- Use Ubuntu 18.04 LTS (due to use of bash scripts)
- AWS EC2 key pair created in the region 'ap-southeast-1'
Take Note
- Notable events will be printed on the console to show progress. All actions and events will be added to the log file, which can be found at
/automation/config/logs.log
- The estimated time required for setting up is 20min and the estimated time for analytics can be found in the table below.
- Amazon performs status checks on the instances, which monitors the software and network configurations. These checks could fail due to various reasons, this is outside of our control and cannot be resolved using Boto3. In that case, terminate all instances and security groups manually and try again.
- Configuration of ec2 instances can be changed in
automation/main.py
-
Clone the project repository using the following command
git clone https://github.com/andrehadianto/50043_isit_database.git
-
In the automation folder, create a virtual environment (python3) and install the requirements
virtualenv env source env/bin/activate python -m pip install -r requirements.txt
-
Run main.py to setup and configure the EC2 instances, and run the analytics. This will take 20-30min.
python3 main.py <access key> <secret access key> <key pair name> <**absolute** pem file directory> <cluster size>
-
The public IP of the EC2 instance hosting the web application will be printed on the console. The website can then be viewed at
<public IP 1>:5000/isit
-
To initiate the analytics again, run
python analytics.py
To change the cluster size, run
python clean.py python3 main.py <access key> <secret access key> <key pair name> <**absolute** pem file directory> <cluster size>
-
The results of the analytics tasks will be stored in HDFS. The file location will be printed on the console. To see the files, ssh into the namenode and run
hadoop fs -ls /tfidf hadoop fs -ls /corr
A sample of the TF-IDF and correlation analytics output can be seen below.

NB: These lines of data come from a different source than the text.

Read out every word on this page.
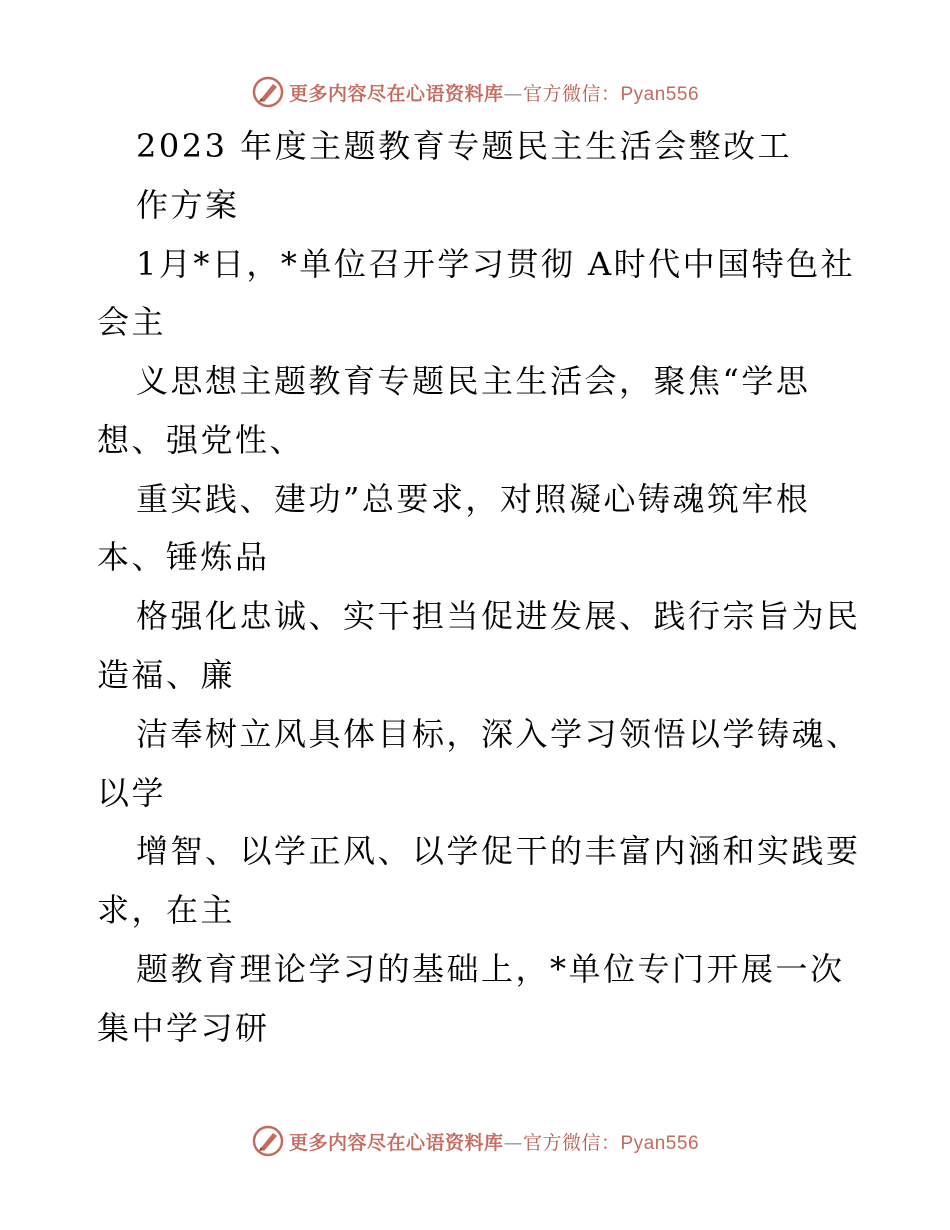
更多内容尽在心语资料库—官方微信：Pyan556
2023 年度主题教育专题民主生活会整改工
作方案
1月*日，*单位召开学习贯彻 A时代中国特色社
会主
义思想主题教育专题民主生活会，聚焦“学思
想、强党性、
重实践、建功”总要求，对照凝心铸魂筑牢根
本、锤炼品
格强化忠诚、实干担当促进发展、践行宗旨为民
造福、廉
洁奉树立风具体目标，深入学习领悟以学铸魂、
以学
增智、以学正风、以学促干的丰富内涵和实践要
求，在主
题教育理论学习的基础上，*单位专门开展一次
集中学习研
更多内容尽在心语资料库—官方微信：Pyan556
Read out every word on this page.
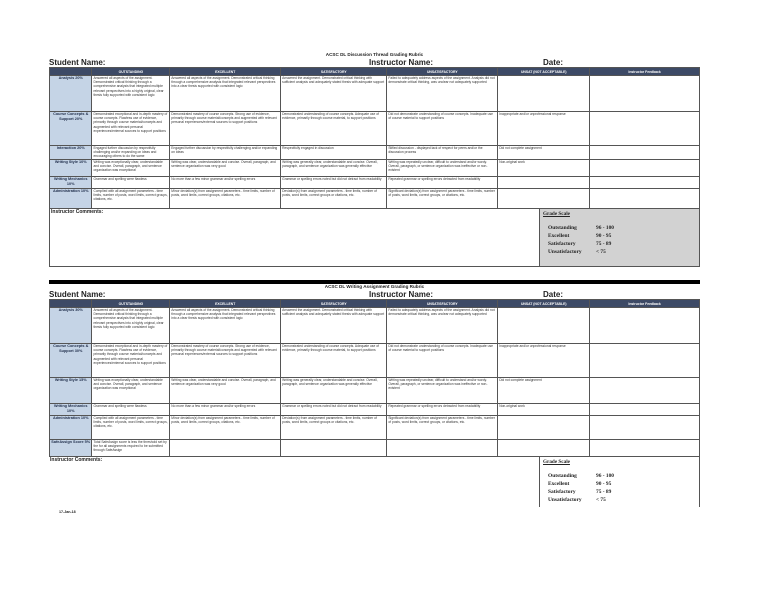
ACSC DL Discussion Thread Grading Rubric
Student Name:	Instructor Name:	Date:
	OUTSTANDING	EXCELLENT	SATISFACTORY	UNSATISFACTORY	UNSAT (NOT ACCEPTABLE)	Instructor Feedback
Analysis 20%	Answered all aspects of the assignment. Demonstrated critical thinking through a comprehensive analysis that integrated multiple relevant perspectives into a highly original, clear thesis fully supported with consistent logic	Answered all aspects of the assignment. Demonstrated critical thinking through a comprehensive analysis that integrated relevant perspectives into a clear thesis supported with consistent logic	Answered the assignment. Demonstrated critical thinking with sufficient analysis and adequately stated thesis with adequate support	Failed to adequately address aspects of the assignment. Analysis did not demonstrate critical thinking, was unclear not adequately supported		
Course Concepts & Support 20%	Demonstrated exceptional and in-depth mastery of course concepts. Flawless use of evidence, primarily through course material/concepts and augmented with relevant personal experiences/external sources to support positions	Demonstrated mastery of course concepts. Strong use of evidence, primarily through course material/concepts and augmented with relevant personal experiences/external sources to support positions	Demonstrated understanding of course concepts. Adequate use of evidence, primarily through course material, to support positions	Did not demonstrate understanding of course concepts. Inadequate use of course material to support positions	Inappropriate and/or unprofessional response	
Interaction 20%	Engaged further discussion by respectfully challenging and/or expanding on ideas and encouraging others to do the same	Engaged further discussion by respectfully challenging and/or expanding on ideas	Respectfully engaged in discussion	Stifled discussion - displayed lack of respect for peers and/or the discussion process	Did not complete assignment	
Writing Style 10%	Writing was exceptionally clear, understandable and concise. Overall, paragraph, and sentence organization was exceptional	Writing was clear, understandable and concise. Overall, paragraph, and sentence organization was very good	Writing was generally clear, understandable and concise. Overall, paragraph, and sentence organization was generally effective	Writing was repeatedly unclear, difficult to understand and/or wordy. Overall, paragraph, or sentence organization was ineffective or non-existent	Non-original work	
Writing Mechanics 10%	Grammar and spelling were flawless	No more than a few minor grammar and/or spelling errors	Grammar or spelling errors noted but did not detract from readability	Repeated grammar or spelling errors detracted from readability		
Administration 10%	Complied with all assignment parameters - time limits, number of posts, word limits, correct groups, citations, etc.	Minor deviation(s) from assignment parameters - time limits, number of posts, word limits, correct groups, citations, etc.	Deviation(s) from assignment parameters - time limits, number of posts, word limits, correct groups or citations, etc.	Significant deviation(s) from assignment parameters - time limits, number of posts, word limits, correct groups, or citations, etc.		
Instructor Comments:	Grade Scale
Outstanding	96 - 100
Excellent	90 - 95
Satisfactory	75 - 89
Unsatisfactory	< 75
ACSC DL Writing Assignment Grading Rubric
Student Name:	Instructor Name:	Date:
	OUTSTANDING	EXCELLENT	SATISFACTORY	UNSATISFACTORY	UNSAT (NOT ACCEPTABLE)	Instructor Feedback
Analysis 30%	Answered all aspects of the assignment. Demonstrated critical thinking through a comprehensive analysis that integrated multiple relevant perspectives into a highly original, clear thesis fully supported with consistent logic	Answered all aspects of the assignment. Demonstrated critical thinking through a comprehensive analysis that integrated relevant perspectives into a clear thesis supported with consistent logic	Answered the assignment. Demonstrated critical thinking with sufficient analysis and adequately stated thesis with adequate support	Failed to adequately address aspects of the assignment. Analysis did not demonstrate critical thinking, was unclear not adequately supported		
Course Concepts & Support 30%	Demonstrated exceptional and in-depth mastery of course concepts. Flawless use of evidence, primarily through course material/concepts and augmented with relevant personal experiences/external sources to support positions	Demonstrated mastery of course concepts. Strong use of evidence, primarily through course material/concepts and augmented with relevant personal experiences/external sources to support positions	Demonstrated understanding of course concepts. Adequate use of evidence, primarily through course material, to support positions	Did not demonstrate understanding of course concepts. Inadequate use of course material to support positions	Inappropriate and/or unprofessional response	
Writing Style 15%	Writing was exceptionally clear, understandable and concise. Overall, paragraph, and sentence organization was exceptional	Writing was clear, understandable and concise. Overall, paragraph, and sentence organization was very good	Writing was generally clear, understandable and concise. Overall, paragraph, and sentence organization was generally effective	Writing was repeatedly unclear, difficult to understand and/or wordy. Overall, paragraph, or sentence organization was ineffective or non-existent	Did not complete assignment	
Writing Mechanics 10%	Grammar and spelling were flawless	No more than a few minor grammar and/or spelling errors	Grammar or spelling errors noted but did not detract from readability	Repeated grammar or spelling errors detracted from readability	Non-original work	
Administration 10%	Complied with all assignment parameters - time limits, number of posts, word limits, correct groups, citations, etc.	Minor deviation(s) from assignment parameters - time limits, number of posts, word limits, correct groups, citations, etc.	Deviation(s) from assignment parameters - time limits, number of posts, word limits, correct groups or citations, etc.	Significant deviation(s) from assignment parameters - time limits, number of posts, word limits, correct groups, or citations, etc.		
SafeAssign Score 5%	Total SafeAssign score is less the threshold set by the for all assignments required to be submitted through SafeAssign					
Instructor Comments:	Grade Scale
Outstanding	96 - 100
Excellent	90 - 95
Satisfactory	75 - 89
Unsatisfactory	< 75
17-Jan-18
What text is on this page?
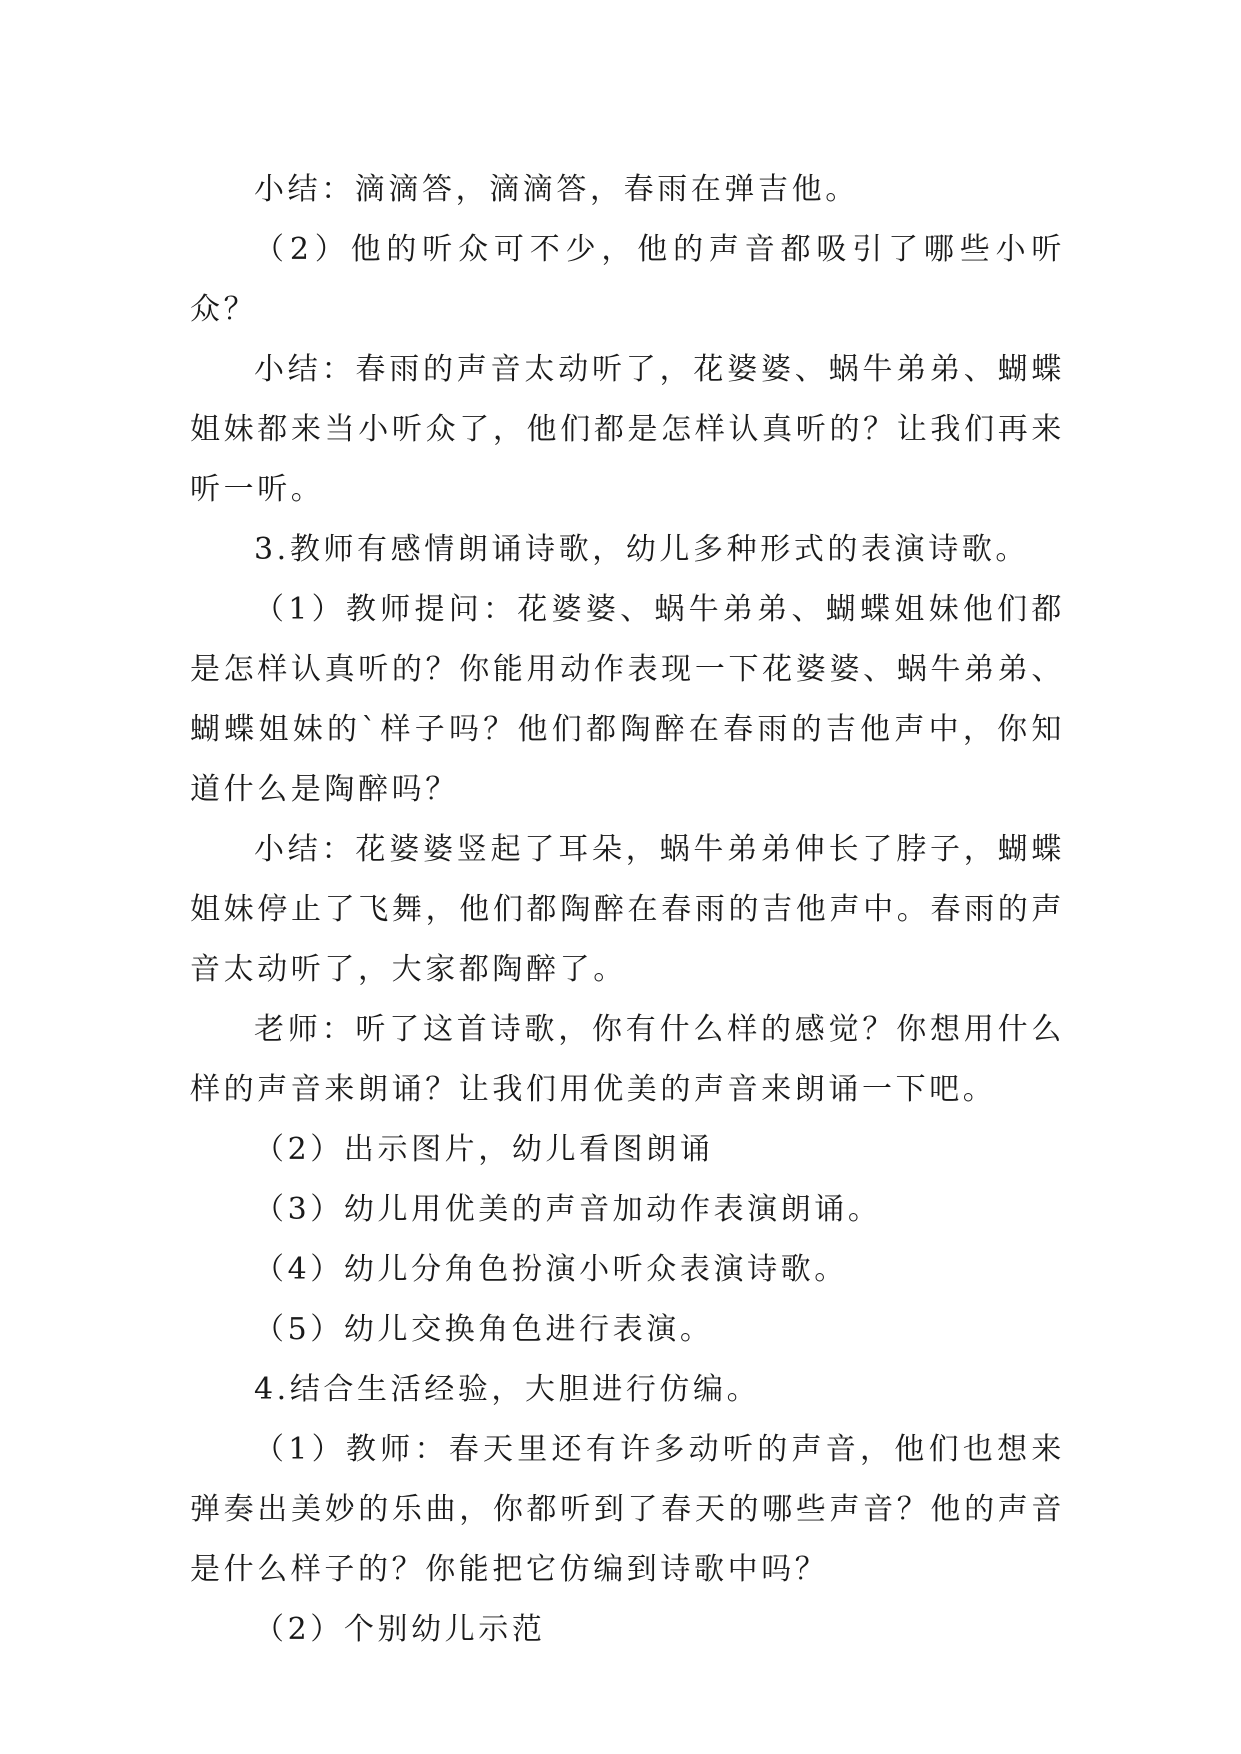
小结：滴滴答，滴滴答，春雨在弹吉他。

（2）他的听众可不少，他的声音都吸引了哪些小听众？

小结：春雨的声音太动听了，花婆婆、蜗牛弟弟、蝴蝶姐妹都来当小听众了，他们都是怎样认真听的？让我们再来听一听。

3.教师有感情朗诵诗歌，幼儿多种形式的表演诗歌。

（1）教师提问：花婆婆、蜗牛弟弟、蝴蝶姐妹他们都是怎样认真听的？你能用动作表现一下花婆婆、蜗牛弟弟、蝴蝶姐妹的`样子吗？他们都陶醉在春雨的吉他声中，你知道什么是陶醉吗？

小结：花婆婆竖起了耳朵，蜗牛弟弟伸长了脖子，蝴蝶姐妹停止了飞舞，他们都陶醉在春雨的吉他声中。春雨的声音太动听了，大家都陶醉了。

老师：听了这首诗歌，你有什么样的感觉？你想用什么样的声音来朗诵？让我们用优美的声音来朗诵一下吧。

（2）出示图片，幼儿看图朗诵

（3）幼儿用优美的声音加动作表演朗诵。

（4）幼儿分角色扮演小听众表演诗歌。

（5）幼儿交换角色进行表演。

4.结合生活经验，大胆进行仿编。

（1）教师：春天里还有许多动听的声音，他们也想来弹奏出美妙的乐曲，你都听到了春天的哪些声音？他的声音是什么样子的？你能把它仿编到诗歌中吗？

（2）个别幼儿示范
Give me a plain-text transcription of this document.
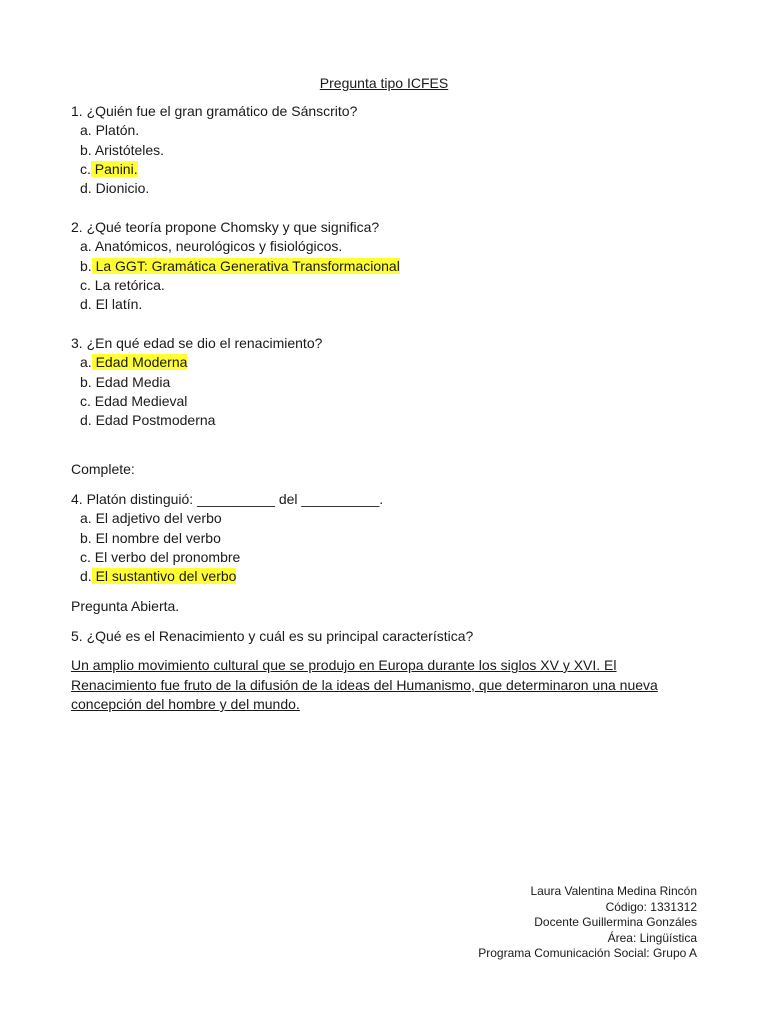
Pregunta tipo ICFES
1. ¿Quién fue el gran gramático de Sánscrito?
a. Platón.
b. Aristóteles.
c. Panini.
d. Dionicio.
2. ¿Qué teoría propone Chomsky y que significa?
a. Anatómicos, neurológicos y fisiológicos.
b. La GGT: Gramática Generativa Transformacional
c. La retórica.
d. El latín.
3. ¿En qué edad se dio el renacimiento?
a. Edad Moderna
b. Edad Media
c. Edad Medieval
d. Edad Postmoderna
Complete:
4. Platón distinguió: __________ del __________.
a. El adjetivo del verbo
b. El nombre del verbo
c. El verbo del pronombre
d. El sustantivo del verbo
Pregunta Abierta.
5. ¿Qué es el Renacimiento y cuál es su principal característica?
Un amplio movimiento cultural que se produjo en Europa durante los siglos XV y XVI. El Renacimiento fue fruto de la difusión de la ideas del Humanismo, que determinaron una nueva concepción del hombre y del mundo.
Laura Valentina Medina Rincón
Código: 1331312
Docente Guillermina Gonzáles
Área: Lingüística
Programa Comunicación Social: Grupo A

The estimated runtime (in min) for performing the analytics task on various vocabulary sizes and cluster sizes are as follows,
vocabulary size | 2 nodes | 4 nodes | 8 nodes |
---|---|---|---|
2000 | 10 | 4 | 2 |
5000 | 20 | 7 | 3 |
10000 | - | - | 6 |
In this project, we built a web application for Kindle book reviews, similar to Goodreads. You will start with some public datasets from Amazon, and will design and implement your application around them. The requirements below are intended to be broad and give you freedom to explore alternative design choices. The full details of the project requirements can be found here.
We were provided with 2 public datasets from Amazon.
- Amazon Kindle's reviews, available from Kaggle website. This dataset has 982,619 entries (about 700MB).
- Amazon Kindle metadata, available from UCSD website This dataset has 434,702 products (about 450MB)
After cleaning the dataset, we loaded the data into the respective databases.
This consists of a web page that let an user perform at least the following:
- See some reviews
- Add new review
- Add a new book You are free to use any Web framework you want, and free to decide your own structure and layout. As long as I can enter input and get my output. Pretty website will earn you more points, to a certain limit. And feel free to add more functionalities as the project progresses.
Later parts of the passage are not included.